A questo si aggiunge un ulteriore ruolo fondamentale del vigneto come “custode” dell’ambiente monferrino. Il suolo coltivato, infatti, rappresenta un ambiente ricco di biodiversità, data dall’apporto periodico di sostanze che i microorganismi degradano. Proprio anche grazie alla bellezza che la viticoltura conferisce ai territori, il Monferrato è, assieme alle Langhe, Patrimonio Unesco.
La Denominazione di Origine Controllata e Garantita
Il Ruchè è uno dei vitigni più rari del Monferrato astigiano. L’ottenimento della doc risale al 1987 e si deve, oltre che alla volontà dei produttori, ad una donna, Lidia Bianco, sindaco di Castagnole Monferrato. Un traguardo importante, succeduto dall’ottenimento della DOCG nel 2010. Dal 2020 il Ruchè di Castagnole Monferrato può essere prodotto anche nella tipologia Riserva, che prevede 24 mesi di affinamento prima della commercializzazione. Questi risultati importanti si devono anche al lavoro dell’Associazione Produttori del Ruchè di Castagnole Monferrato, ente no-profit che riunisce aziende di piccole, medie e grandi dimensioni, condotte da produttori appassionati, che mettono a disposizione il proprio tempo e condividono competenze ed esperienze.
L’Associazione favorisce anche le relazioni con le amministrazioni locali, per progettare al meglio la ricettività e l’enoturismo e per incentivare le potenzialità di un territorio ricco di storia, tradizioni e possibilità di crescita. Proprio per questo nel 2021 ha avviato un grande progetto di marketing territoriale, che porterà il territorio a strutturare un’offerta turistica articolata e omogenea.
La storia
Questa varietà ha trovato il proprio habitat ideale nell’area dove i terreni calcarei, asciutti e ben esposti consentono di esprimere al meglio le note di questo vitigno semi aromatico. Per il territorio il Ruchè rappresenta un elemento dell’identità locale. Era infatti il vino delle “grandi occasioni”, da riservare alle persone care.
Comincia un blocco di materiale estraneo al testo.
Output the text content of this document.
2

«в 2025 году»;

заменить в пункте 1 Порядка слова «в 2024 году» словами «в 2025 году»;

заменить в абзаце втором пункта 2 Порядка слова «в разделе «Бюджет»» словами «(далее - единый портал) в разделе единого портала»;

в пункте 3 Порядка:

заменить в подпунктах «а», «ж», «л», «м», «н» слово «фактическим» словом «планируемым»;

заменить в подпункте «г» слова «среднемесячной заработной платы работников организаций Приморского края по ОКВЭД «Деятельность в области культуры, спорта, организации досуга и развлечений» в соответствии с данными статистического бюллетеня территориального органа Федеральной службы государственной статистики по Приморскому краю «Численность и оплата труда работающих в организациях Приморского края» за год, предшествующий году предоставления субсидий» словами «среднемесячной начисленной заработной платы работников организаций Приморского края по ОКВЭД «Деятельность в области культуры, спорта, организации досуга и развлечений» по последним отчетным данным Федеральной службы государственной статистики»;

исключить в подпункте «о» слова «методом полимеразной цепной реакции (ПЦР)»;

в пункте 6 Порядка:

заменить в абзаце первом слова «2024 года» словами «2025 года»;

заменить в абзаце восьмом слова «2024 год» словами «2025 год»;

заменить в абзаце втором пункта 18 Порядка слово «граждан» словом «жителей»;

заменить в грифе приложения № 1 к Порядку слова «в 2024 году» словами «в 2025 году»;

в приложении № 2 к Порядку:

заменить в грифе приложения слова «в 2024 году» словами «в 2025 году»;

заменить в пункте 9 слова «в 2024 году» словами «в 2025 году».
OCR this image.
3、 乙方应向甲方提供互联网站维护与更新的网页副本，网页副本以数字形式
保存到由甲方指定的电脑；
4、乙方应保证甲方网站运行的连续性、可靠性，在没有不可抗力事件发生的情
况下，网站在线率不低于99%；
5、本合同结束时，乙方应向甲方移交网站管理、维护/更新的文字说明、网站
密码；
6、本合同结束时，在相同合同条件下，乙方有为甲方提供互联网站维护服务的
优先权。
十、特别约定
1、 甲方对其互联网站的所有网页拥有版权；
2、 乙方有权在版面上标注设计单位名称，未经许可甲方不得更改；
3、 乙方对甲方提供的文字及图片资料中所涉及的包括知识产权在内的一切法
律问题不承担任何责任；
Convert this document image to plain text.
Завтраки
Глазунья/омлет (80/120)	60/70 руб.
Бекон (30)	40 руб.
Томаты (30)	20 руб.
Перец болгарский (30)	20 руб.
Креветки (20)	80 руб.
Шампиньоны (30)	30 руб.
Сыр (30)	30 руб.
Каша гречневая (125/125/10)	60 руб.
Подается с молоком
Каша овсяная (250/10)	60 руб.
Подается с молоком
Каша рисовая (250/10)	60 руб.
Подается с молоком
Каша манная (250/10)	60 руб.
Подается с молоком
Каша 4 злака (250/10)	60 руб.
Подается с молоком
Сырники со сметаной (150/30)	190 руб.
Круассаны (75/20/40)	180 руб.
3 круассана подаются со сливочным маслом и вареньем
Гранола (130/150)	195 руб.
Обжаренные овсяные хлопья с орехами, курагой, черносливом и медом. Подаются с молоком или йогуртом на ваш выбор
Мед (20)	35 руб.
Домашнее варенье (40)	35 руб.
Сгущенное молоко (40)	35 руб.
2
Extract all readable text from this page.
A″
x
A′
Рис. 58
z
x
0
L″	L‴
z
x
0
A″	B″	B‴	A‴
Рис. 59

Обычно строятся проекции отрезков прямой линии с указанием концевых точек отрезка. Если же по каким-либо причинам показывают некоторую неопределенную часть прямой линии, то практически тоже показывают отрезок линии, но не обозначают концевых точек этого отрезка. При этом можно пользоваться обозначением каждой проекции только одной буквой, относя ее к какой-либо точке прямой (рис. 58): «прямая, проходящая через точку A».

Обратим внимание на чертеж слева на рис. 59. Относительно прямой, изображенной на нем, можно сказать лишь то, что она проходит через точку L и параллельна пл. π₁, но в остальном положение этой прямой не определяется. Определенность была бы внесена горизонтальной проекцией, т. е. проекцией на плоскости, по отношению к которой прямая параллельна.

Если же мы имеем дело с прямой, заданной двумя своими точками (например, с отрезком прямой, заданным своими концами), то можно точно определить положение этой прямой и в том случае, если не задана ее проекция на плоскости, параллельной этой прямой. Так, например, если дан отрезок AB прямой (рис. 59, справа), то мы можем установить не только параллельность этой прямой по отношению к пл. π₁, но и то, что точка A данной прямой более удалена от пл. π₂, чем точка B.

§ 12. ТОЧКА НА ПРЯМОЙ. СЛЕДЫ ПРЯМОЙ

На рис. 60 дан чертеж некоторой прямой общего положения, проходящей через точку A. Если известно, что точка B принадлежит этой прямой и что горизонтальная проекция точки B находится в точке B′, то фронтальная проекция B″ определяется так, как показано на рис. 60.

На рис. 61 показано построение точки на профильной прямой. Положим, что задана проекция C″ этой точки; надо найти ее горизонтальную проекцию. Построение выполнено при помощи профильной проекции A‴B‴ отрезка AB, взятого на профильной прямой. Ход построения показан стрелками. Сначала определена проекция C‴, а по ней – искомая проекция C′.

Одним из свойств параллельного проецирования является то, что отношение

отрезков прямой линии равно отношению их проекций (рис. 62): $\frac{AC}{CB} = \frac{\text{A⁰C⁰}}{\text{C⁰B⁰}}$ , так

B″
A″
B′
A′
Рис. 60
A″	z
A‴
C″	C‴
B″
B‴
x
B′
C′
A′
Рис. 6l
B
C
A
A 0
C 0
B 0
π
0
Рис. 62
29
Come il Ruchè sia arrivato a Castagnole Monferrato è ancora avvolto nel mistero.
cistercensi devoti a questo Santo avrebbero introdotto la coltivazione nella zona sin dal Medioevo.
Ciò che è certo è che nel Novecento il vitigno Ruchè fu quasi dimenticato proprio a causa della sua vigoria vegetativa a vantaggio di altre varietà più semplici da coltivare, mentre la sua rinascita avvenne negli anni Settanta grazie ad un parroco illuminato, Don Giacomo Cauda, ribattezzato il “Dom Pérignon del Monferrato”. Se a quest’ultimo si deve la creazione di un prodotto straordinario come lo Champagne, a Don Cauda è attribuita la riscoperta fortuita di un vitigno che rischiava di scomparire. Arrivato a Castagnole Monferrato alla fine degli anni Settanta, trovò come “dote parrocchiale” alcuni filari di Grignolino, Barbera e Ruchè.
La sua volontà di recuperarne la tradizione non era dovuta solo alle caratteristiche organolettiche bensì alla radicata consapevolezza che questo vino apparteneva alla storia della comunità locale. «Che Dio mi perdoni – raccontava nei suoi ultimi anni di vita - per aver a volte trascurato il mio ministero per dedicarmi anima e corpo alla vigna. Finivo la Messa, mi cambiavo in fretta e salivo sul trattore. Ma so che Dio mi ha perdonato perché con i soldi guadagnati dal vino ho creato l’oratorio e ristrutturato la canonica».
La produzione di Don Cauda incoraggiò i viticoltori che estesero il lavoro poi, nei vari decenni, fino a far diventare il Ruchè un prodotto della terra piemontese, per il consumo di tutti.